While local entertainment locales have come and gone, the Carter Barron has remained a staple of local summertime fun for nearly 60 years, as much a part of the local scene as insufferable humidity and fireworks on the Mall.

“It’s gonna be here for another 60 years,” said George Randall of Northwest, a D.C. native and security force employee at Boeing who came out a few weeks back for a packed celebration of 1980s R&B; featuring Lakeside, the Bar-Kays and Clones of Funk.

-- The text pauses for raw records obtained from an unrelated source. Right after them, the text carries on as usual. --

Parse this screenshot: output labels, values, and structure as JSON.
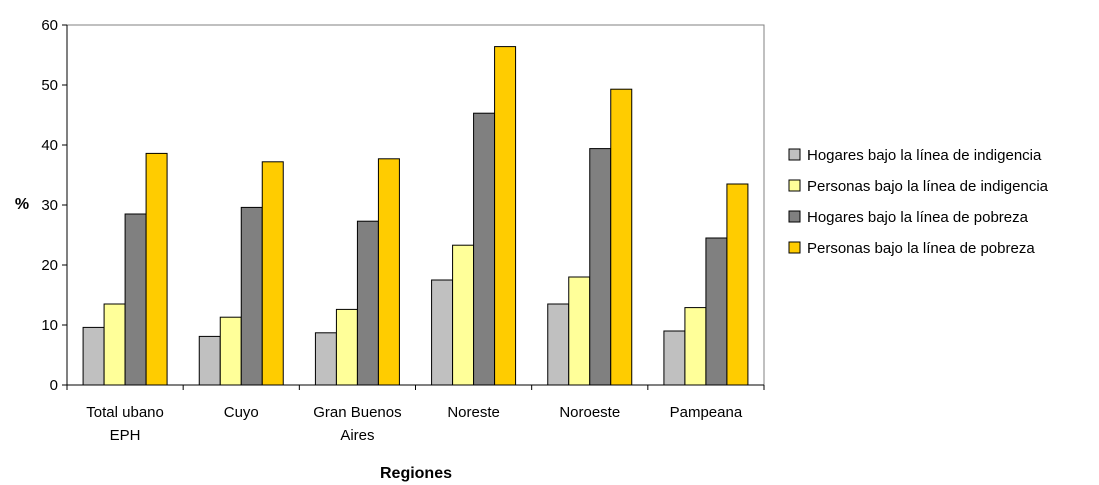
{
  "chart_data": {
    "type": "bar",
    "title": "",
    "xlabel": "Regiones",
    "ylabel": "%",
    "ylim": [
      0,
      60
    ],
    "yticks": [
      0,
      10,
      20,
      30,
      40,
      50,
      60
    ],
    "grid": false,
    "legend_position": "right",
    "categories": [
      [
        "Total ubano",
        "EPH"
      ],
      [
        "Cuyo"
      ],
      [
        "Gran Buenos",
        "Aires"
      ],
      [
        "Noreste"
      ],
      [
        "Noroeste"
      ],
      [
        "Pampeana"
      ]
    ],
    "series": [
      {
        "name": "Hogares bajo la línea de indigencia",
        "color": "#c0c0c0",
        "values": [
          9.6,
          8.1,
          8.7,
          17.5,
          13.5,
          9.0
        ]
      },
      {
        "name": "Personas bajo la línea de indigencia",
        "color": "#ffff99",
        "values": [
          13.5,
          11.3,
          12.6,
          23.3,
          18.0,
          12.9
        ]
      },
      {
        "name": "Hogares bajo la línea de pobreza",
        "color": "#808080",
        "values": [
          28.5,
          29.6,
          27.3,
          45.3,
          39.4,
          24.5
        ]
      },
      {
        "name": "Personas bajo la línea de pobreza",
        "color": "#ffcc00",
        "values": [
          38.6,
          37.2,
          37.7,
          56.4,
          49.3,
          33.5
        ]
      }
    ]
  }
}
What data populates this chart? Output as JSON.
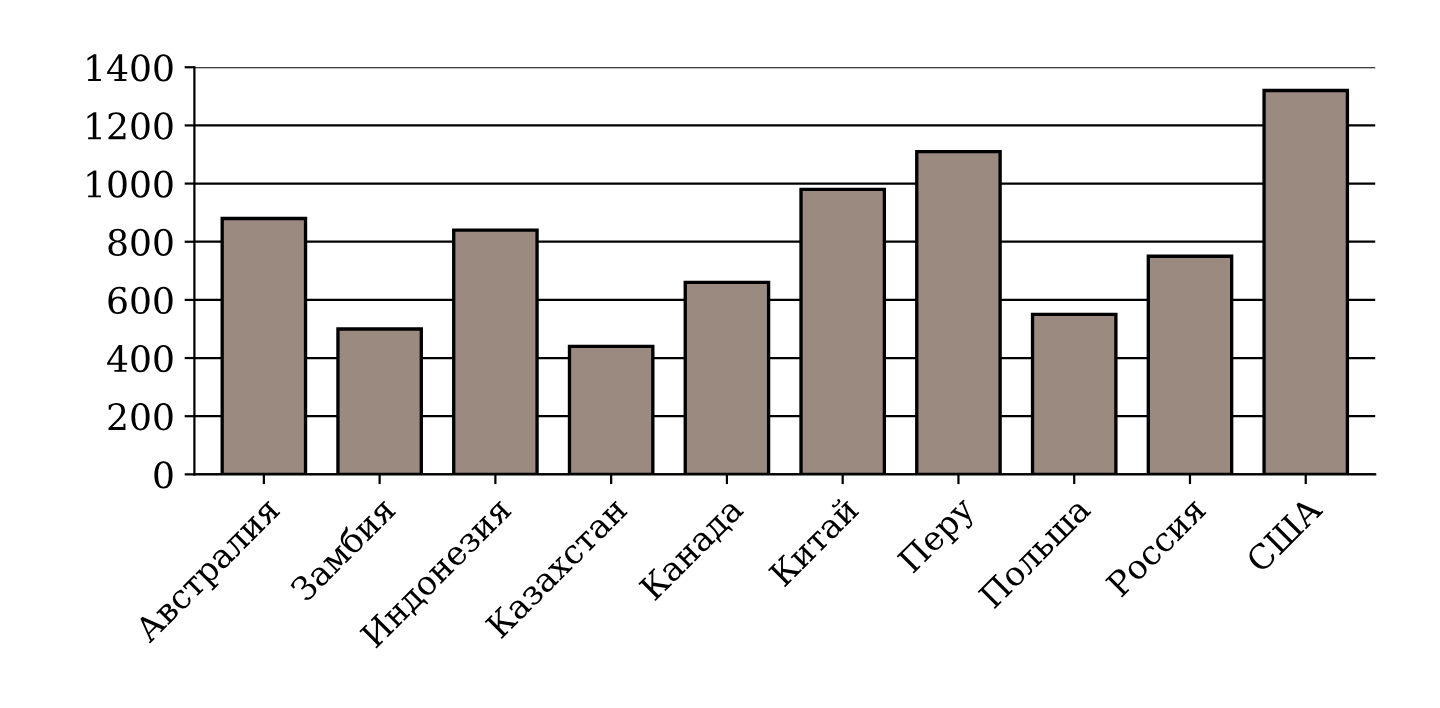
{
  "chart_data": {
    "type": "bar",
    "categories": [
      "Австралия",
      "Замбия",
      "Индонезия",
      "Казахстан",
      "Канада",
      "Китай",
      "Перу",
      "Польша",
      "Россия",
      "США"
    ],
    "values": [
      880,
      500,
      840,
      440,
      660,
      980,
      1110,
      550,
      750,
      1320
    ],
    "color": "#9b8a80",
    "ylim": [
      0,
      1400
    ],
    "yticks": [
      0,
      200,
      400,
      600,
      800,
      1000,
      1200,
      1400
    ],
    "grid": "y"
  }
}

“This is the only community amphitheater here in D.C. Fort DuPont is off and on,” Mr. Randall said, referring to the Southeast amphitheater that, like the Carter Barron, is also operated by the National Park Service.

The Lakeside concert (part of a summer lineup that also features the National Symphony Orchestra, reggae and Latin music nights and the annual DC Poetry Festival) yielded a sold-out crowd of baby boomers, including those who braved the sweltering heat and the park’s near-molten asphalt walkways - some in imposing stiletto heels.

“This is my second time here. I came out for the old-school music,” said Franda Davis of Clinton, Md., who chose to celebrate her birthday at the July 12 concert. “It’s free, it’s open to the public, and the atmosphere is just great.”

This summer, amid a growing field of outdoor area venues - Columbia, Md.’s Merriweather Post Pavilion, Baltimore’s Pier Six Pavilion and even its upscale cousin, Wolf Trap National Park for the Performing Arts in Vienna - the Carter Barron is more than holding its own. Each of the 28 dates in its season, which began in late May with the Shakespeare Theatre Company’s “Hamlet” and concludes Aug. 30 with the annual DC Blues Festival, have been sold out.

Most performances are free but still require tickets that must be picked up in advance for unreserved seating. All shows end promptly at 11 p.m., says Rita St. John Gunther, a National Park Service ranger and the Carter Barron’s supervising theater specialist.

Long before the region’s glut of motorists, thousands made their way to the Carter Barron via public transportation. Large green and orange D.C. Transit buses lumbered north along the city’s 16th Street corridor to the Colorado Avenue intersection before depositing jubilant concertgoers directly in front of the amphitheater’s front gates.

“That [bus stop] was moved when more people started driving to make way for a parking lot,” Ms. Gunther says.